À l’été 2024, après avoir quitté la Juventus à l’issue de son contrat, Adrien Rabiot a connu une période d’incertitude quant à son avenir professionnel. Contre toute attente, l’international français, formé au Paris Saint-Germain, a choisi de rejoindre l’Olympique de Marseille (OM), plutôt que d’opter pour d’autres destinations prestigieuses qui s’offraient à lui.

Adrien Rabiot en action avec l'OM

Cette décision a d’autant plus surpris que le club marseillais ne participait alors à aucune compétition européenne. Pourtant, c’est bien vers Marseille que le milieu de terrain a finalement dirigé ses pas, après avoir envisagé plusieurs options, dont certaines parmi les plus alléchantes du football européen.

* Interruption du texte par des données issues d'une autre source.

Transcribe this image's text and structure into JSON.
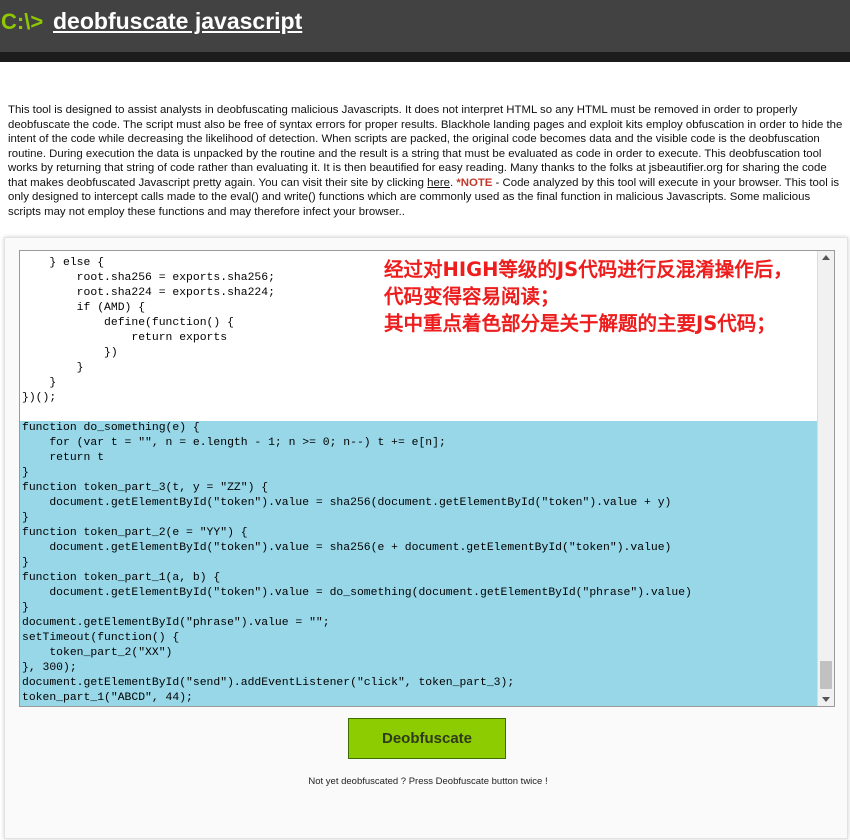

Le Real Madrid, une opportunité manquée ?

Lors de la Coupe du monde 2024, alors que Adrien Rabiot brillait avec l’équipe de France, un média espagnol a révélé l’intérêt marqué de Carlo Ancelotti, alors entraîneur du Real Madrid, pour le joueur. Selon les propos rapportés, le technicien italien aurait souhaité intégrer le Français à son effectif, mais Rabiot a finalement choisi une autre voie. Ce revirement a suscité de nombreuses interrogations, d’autant que le club espagnol représente souvent une destination de rêve pour les footballeurs de haut niveau.

Malgré cette opportunité en or, le milieu de terrain a donc privilégié un projet sportif différent, confirmant ainsi son attachement à un parcours professionnel plus atypique.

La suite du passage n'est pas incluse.